I figured some genius on here would have an answer.

Thanks

Joe

Bill Edwards(2)
12-15-2010, 11:39 AM
When you select all and copy and paste you get a window that gives you

options. Yes, Yes to All, etc.

It does not give you No to All, but you can make it happen by holding the shift

key down when you select 'No'

I found it displays the window twice (had to click No both times), but if you

are copying 100 files, say 80 are duplicates... twice is all you get.

This was Windows XP, if you're running something else, just test it.

Graham Wintersgill
12-15-2010, 11:50 AM
Joe

Can you use DOS or access a command window?

If you go START / Run and then type cmd in the little window and press enter.

That will open a DOS window.

Now move to the directory the files to be copied are in

chdir C:\bigfiles

would move you to the directory bigfiles on the C drive. Now the xcopy command

xcopy *.* E:\copy_bigfiles /D

this will copy everything over if big_files is empty but once some files are there it will only copy files that are newer than those in E:\copy_bigfiles.

If you need any help or want it turned into a batvh job that you can run from an icon on the desktop PM me.

Regards

fred marcuson
12-15-2010, 1:30 PM
in xp , there is a backup program ..or restore program .
i just choose the 'let me choose ' box and back up my music and pics ...

Curt Harms
12-15-2010, 1:53 PM
Joe, if I understand you correctly, you want to synchronize two directories. When I used Windows mostly I used to use this a lot. It's a far superior file manager to Windows Explorer IMO and it has file synchronization among its other talents.
http://www.avanquest.com/USA/software/powerdesk-pro-8-138876?rs2=AQ_US_BN. There's a trialware version floating around-powerdesk6- which kind of gives a feel for the program but it's crippled and one of the things that doesn't work is file synchronization. And it doesn't work in Vista or 7, just XP & earlier.

Bryan Morgan
12-15-2010, 4:01 PM
You need some kind of syncronization application (I'd recommend peersync but I think its kind of expensive). I think you can do what your want just using ntbackup though. Set it up to do scheduled incremental backups and just to copy the files rather than compress or archive them. I believe Windows 7 has file syncing capabilities built in. You can use the built in task scheduler to schedule copies/syncs or schedule running Robocopy, Teracopy or something similar.

paul cottingham
12-15-2010, 4:05 PM
try syncback. really easy, and works great.

Todd Willhoit
12-15-2010, 4:11 PM
Microsoft SyncToy is useful for synchronizing folders between drives or even pc to pc.

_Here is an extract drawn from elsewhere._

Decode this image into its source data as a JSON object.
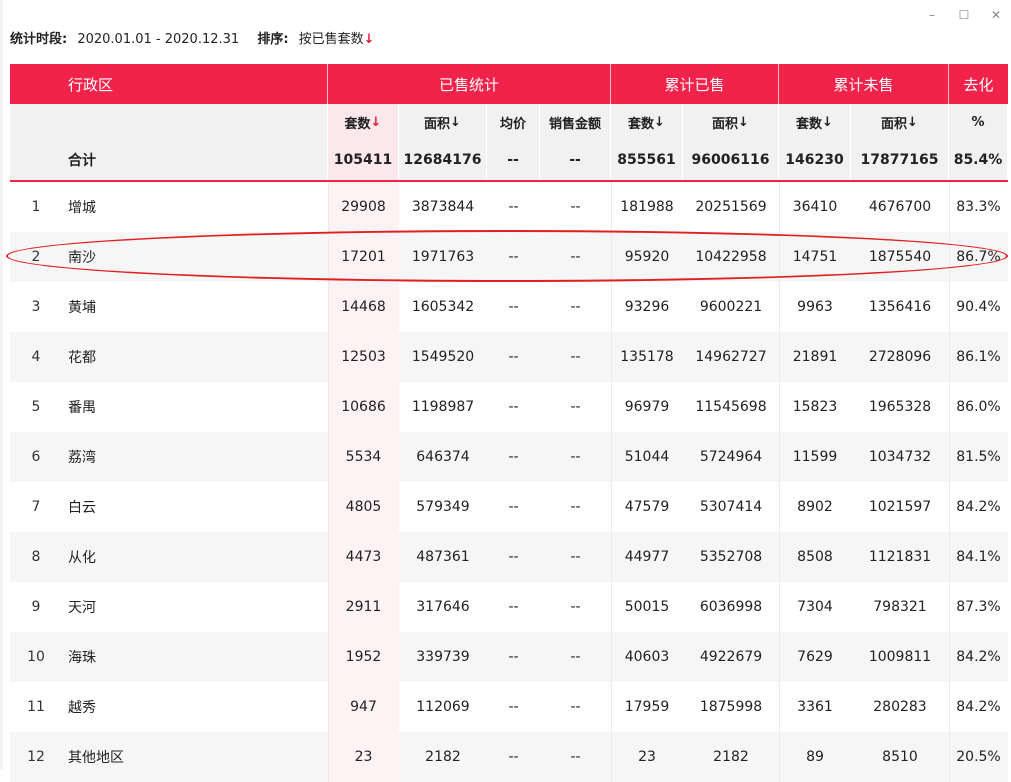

If you are looking for a file manager type program, try Total Commander, found here: www.ghisler.com (http://www.ghisler.com) The file copy/move routine provides several options including skipping existing files with the same date stamp. It has many other useful features too.

Chuck Wintle
12-15-2010, 4:22 PM
try syncback. really easy, and works great.

+1 on syncback free edition. works well, easy to use and does incremental backups.

Curt Harms
12-15-2010, 5:49 PM
+1 on syncback free edition. works well, easy to use and does incremental backups.

I forgot about syncback. That does indeed work well.

Matt Meiser
12-15-2010, 6:23 PM
I use this command to back up our photos, music, etc:

xcopy /s /e /v /c /d /y [source folder]\* [dest folder]

s means copy sub directories except empty ones (I really don't need this but its habit.)
e means copy sub directories including empty ones
v means verify the data after copy
c means continue if an error occurs (i.e. a locked file won't block it from finishing the rest)
d means everything where the source is newer than the destination
y means answer yes to any overwrite prompts

so you could do something like
xcopy /s /e /v /c /d /y "c:\Joes Photos\*" "e:\Joes Photos Backup\"
and only new or newly-modified files will copy

Eric DeSilva
12-15-2010, 6:52 PM
+1 for synctoy. I think it may be included in the free MS powertoys or maybe a separate download. Simple and it works. You can actually schedule it to run on periodic basis.